Overall, the characterization is consistent throughout for the large ensemble: Luci is an agent of chaos, so casually evil but with growing affection for his cohorts; Zog is a bad king who lacks the emotional capacity to deal with the daughter he loves but has never said so; Odval, the Prime Minister of Dreamland, is calculating but has no respect for his king and would prefer to engage in good old-fashioned sex magic with his wizard boyfriend; even Prince Merkimer, voiced by the ever wonderful Matt Berry, is essentially Medieval Zapp Brannigan (and it is hysterical).
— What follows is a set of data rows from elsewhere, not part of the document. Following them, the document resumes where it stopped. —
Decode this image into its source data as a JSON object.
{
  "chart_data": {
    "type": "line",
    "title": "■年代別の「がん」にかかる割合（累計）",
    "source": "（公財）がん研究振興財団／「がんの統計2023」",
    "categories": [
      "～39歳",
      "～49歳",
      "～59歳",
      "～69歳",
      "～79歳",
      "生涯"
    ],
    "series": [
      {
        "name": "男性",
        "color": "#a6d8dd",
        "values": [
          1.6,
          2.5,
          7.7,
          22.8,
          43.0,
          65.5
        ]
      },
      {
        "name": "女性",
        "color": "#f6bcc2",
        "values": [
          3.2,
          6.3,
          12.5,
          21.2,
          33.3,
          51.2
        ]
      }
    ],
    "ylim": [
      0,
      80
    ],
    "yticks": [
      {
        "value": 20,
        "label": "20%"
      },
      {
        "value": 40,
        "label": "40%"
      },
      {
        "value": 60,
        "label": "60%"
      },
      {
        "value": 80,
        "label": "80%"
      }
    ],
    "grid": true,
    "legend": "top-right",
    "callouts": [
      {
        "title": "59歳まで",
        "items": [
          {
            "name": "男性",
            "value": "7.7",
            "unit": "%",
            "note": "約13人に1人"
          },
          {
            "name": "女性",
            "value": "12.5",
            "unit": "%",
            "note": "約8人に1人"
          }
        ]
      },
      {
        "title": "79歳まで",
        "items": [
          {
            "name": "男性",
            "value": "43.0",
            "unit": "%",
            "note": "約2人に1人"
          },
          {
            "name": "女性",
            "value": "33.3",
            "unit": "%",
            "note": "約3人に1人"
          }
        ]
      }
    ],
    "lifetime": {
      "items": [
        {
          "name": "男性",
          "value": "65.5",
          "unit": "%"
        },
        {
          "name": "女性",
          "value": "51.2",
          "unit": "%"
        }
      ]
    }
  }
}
The only blind spot here is Elfo. I get the feeling that the show wanted him to be the Fry of this world, a sweetheart dolt who is completely out of place in his new land, but he veers too quickly into Nice Guy territory. His crush on Bean can be cute but often feels archaic, although the show is also smart enough to straight-up acknowledge how possessive his behaviour gets. The writing can’t decide if he’s supposed to be endlessly sweet or the little bastard of the elf world, and the balance never quite works. He does improve by the season’s end, but Elfo could use a little more work in the writers’ room.
The strength of the show is its humour. I laughed out loud consistently with every episode. There’s one gag featuring mermaids that had me slide onto the floor in near hysteria. Where the show gets intriguing is in its embrace of a more serialized format. There is a running plotline throughout the season - Zog’s hunt for the elixir of life through use of Elfo’s blood - that pays off in an unexpectedly smart and poignant way. Groening’s work tends to eschew such limitations. The fishbowl memory of The Simpsons, and to a lesser extent Futurama, allowed the writers to go wild. Here, they have to commit to plot and character alike. It works, partly because it promises such immense potential for a second season but also because they put the work in to make the climax effective. Moments like the thawing of Bean and Zog’s mutually antagonistic father-daughter relationship pack a quiet punch amid the gags.
I’m excited to see where Disenchantment goes, and on my second watch of the season, the jokes still landed for me and I found time to appreciate the sheer beauty of the animation. Groening’s oft-imitated style has never looked better. The music, by Mark Mothersbaugh of Devo, is also a thing of wonder, blending Eastern European folk with a fantasy tinge. It’s not a Matt Groening show without a theme song that gets stuck in your head for days. Disenchantment has teething problems, but in an age of instant pop culture gratification, it deserves your patience.